|Name||Dr. Mark Andrews|
|First Appearance||Risky Business|
Just before the events in Transplant, a patient needed an emergency life-saving procedure that required a neurologist. Dean of Medicine Eric Foreman could only get a hold of Dr. Andrews, who had been drinking and was unable to perform it. However, he was of the opinion that Dr. Park was capable of doing it while supervised. He came to the hospital where he walked Dr. Park through the successful procedure. Unfortunately, after she successfully completed it, in his inebriated state he decided to feel up Dr. Park's behind. Dr. Park reacted by punching him, resulting in her being put on leave. Dr. Foreman had to tell the Board of Directors that Andrews was drunk and this resulted in Foreman losing two week's pay.
In Risky Business, on the day of Dr. Park's disciplinary hearing, Dr. Andrews sent out an apology to the hospital, saying that he was only trying to congratulate Dr. Park for completing the procedure, and saying he had undergone harassment training. Dr. Park thought that Dr. Andrews was taking responsibility for his conduct, but House told her Andrews was only trying to make himself look sympathetic by portraying Park as having overreacted.

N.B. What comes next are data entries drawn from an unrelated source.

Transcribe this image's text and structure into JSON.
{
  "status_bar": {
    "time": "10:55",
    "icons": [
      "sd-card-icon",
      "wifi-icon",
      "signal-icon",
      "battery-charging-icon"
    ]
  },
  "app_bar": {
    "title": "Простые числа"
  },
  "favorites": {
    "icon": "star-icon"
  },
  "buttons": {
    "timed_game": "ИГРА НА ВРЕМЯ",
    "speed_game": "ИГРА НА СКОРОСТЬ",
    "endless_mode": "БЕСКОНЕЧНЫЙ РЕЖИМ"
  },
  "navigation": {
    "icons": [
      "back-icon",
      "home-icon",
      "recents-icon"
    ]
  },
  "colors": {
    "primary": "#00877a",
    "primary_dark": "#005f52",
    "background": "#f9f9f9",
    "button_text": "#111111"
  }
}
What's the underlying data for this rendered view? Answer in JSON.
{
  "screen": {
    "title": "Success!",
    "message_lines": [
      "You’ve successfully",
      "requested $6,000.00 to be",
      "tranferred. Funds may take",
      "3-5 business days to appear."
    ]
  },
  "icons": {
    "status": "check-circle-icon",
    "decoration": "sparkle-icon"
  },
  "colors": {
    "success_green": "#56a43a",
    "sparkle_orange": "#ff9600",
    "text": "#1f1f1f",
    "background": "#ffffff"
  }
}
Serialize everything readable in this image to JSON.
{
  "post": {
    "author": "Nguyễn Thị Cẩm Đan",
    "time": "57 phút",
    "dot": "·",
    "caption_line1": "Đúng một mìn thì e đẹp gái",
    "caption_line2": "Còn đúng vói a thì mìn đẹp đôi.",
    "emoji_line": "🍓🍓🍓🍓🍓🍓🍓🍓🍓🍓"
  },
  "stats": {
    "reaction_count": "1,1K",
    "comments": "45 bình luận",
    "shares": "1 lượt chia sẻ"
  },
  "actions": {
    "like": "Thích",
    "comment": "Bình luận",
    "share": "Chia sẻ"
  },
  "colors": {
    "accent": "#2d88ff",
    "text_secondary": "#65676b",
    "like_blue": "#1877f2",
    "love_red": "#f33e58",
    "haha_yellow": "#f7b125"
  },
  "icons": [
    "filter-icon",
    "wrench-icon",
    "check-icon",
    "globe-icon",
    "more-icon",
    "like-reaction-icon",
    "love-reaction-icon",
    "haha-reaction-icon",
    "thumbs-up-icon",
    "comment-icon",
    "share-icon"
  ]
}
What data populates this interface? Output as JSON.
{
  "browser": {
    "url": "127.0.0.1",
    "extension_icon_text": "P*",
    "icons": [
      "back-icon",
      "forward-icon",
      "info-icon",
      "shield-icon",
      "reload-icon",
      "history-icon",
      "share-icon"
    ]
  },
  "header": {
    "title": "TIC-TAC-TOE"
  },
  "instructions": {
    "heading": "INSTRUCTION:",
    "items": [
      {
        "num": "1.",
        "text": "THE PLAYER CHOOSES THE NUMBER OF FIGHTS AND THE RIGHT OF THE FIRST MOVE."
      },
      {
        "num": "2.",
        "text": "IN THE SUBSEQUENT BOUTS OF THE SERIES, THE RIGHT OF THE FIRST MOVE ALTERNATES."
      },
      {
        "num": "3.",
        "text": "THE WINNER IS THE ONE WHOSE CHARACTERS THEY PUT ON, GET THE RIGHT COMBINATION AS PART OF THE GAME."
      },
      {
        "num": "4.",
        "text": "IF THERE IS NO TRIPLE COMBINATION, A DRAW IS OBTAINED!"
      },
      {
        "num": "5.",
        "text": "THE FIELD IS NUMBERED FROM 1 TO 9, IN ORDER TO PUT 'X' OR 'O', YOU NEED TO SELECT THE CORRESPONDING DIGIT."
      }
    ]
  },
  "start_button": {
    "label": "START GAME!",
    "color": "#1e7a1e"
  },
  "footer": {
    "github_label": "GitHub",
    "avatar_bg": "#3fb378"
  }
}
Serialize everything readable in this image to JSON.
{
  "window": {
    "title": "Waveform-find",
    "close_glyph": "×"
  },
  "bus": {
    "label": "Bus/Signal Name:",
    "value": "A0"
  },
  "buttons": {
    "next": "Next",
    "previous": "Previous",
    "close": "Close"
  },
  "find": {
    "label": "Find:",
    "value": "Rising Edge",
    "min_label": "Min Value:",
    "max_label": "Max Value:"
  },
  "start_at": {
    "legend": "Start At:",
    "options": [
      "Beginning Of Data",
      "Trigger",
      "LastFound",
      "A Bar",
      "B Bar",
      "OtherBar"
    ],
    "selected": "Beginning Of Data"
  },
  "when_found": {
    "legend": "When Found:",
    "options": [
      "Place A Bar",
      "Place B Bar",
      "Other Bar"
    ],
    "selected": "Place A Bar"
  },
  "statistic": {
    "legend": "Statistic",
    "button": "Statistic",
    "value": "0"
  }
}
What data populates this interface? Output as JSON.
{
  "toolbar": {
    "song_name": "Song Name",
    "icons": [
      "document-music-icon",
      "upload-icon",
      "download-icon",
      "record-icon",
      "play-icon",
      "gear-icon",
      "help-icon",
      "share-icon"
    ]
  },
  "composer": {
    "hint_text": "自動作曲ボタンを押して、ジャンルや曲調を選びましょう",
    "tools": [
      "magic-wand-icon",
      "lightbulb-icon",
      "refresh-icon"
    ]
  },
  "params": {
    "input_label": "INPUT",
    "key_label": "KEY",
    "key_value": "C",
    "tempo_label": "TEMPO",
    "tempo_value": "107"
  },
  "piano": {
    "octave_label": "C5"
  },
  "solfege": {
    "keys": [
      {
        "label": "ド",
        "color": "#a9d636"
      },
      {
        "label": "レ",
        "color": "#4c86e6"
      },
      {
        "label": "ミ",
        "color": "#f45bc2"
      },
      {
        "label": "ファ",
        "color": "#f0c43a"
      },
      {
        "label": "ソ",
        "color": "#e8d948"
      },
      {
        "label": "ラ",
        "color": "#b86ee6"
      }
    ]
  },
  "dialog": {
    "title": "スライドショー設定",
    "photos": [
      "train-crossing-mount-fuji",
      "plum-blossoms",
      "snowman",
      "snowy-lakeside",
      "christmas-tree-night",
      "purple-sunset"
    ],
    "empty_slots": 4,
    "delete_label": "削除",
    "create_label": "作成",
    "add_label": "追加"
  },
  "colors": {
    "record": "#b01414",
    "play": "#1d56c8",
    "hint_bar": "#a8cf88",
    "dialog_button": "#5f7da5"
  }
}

Just before her disciplinary hearing on the matter, House deliberately sought out Dr. Andrews for a consult on his case, just to get under Park's skin. When they entered Andrews' office, Dr. House pretended that he didn't know Andrews and Park knew each other. He also deliberately made sexist remarks about Park to embarrass both Park and Andrews. House then deliberately sided with Andrews to further enrage Park, who went ahead and ignored House. Jessica Adams agreed to do the test to confirm Park's diagnosis while Park prepared for her hearing.
However, after the patient went into a coma, House admitted to Adams that he thought Andrews was an idiot and started looking for other diagnoses. He then broke in on Park's hearing and threatened to fire her. The combination of factors broke down Park's tough exterior in front of the hearing committee, making her look like the vulnerable young woman she was rather than the tough minded woman she tried to portray. The board realized her reaction to Andrews' fanny pat wasn't deliberate and allowed her to keep working.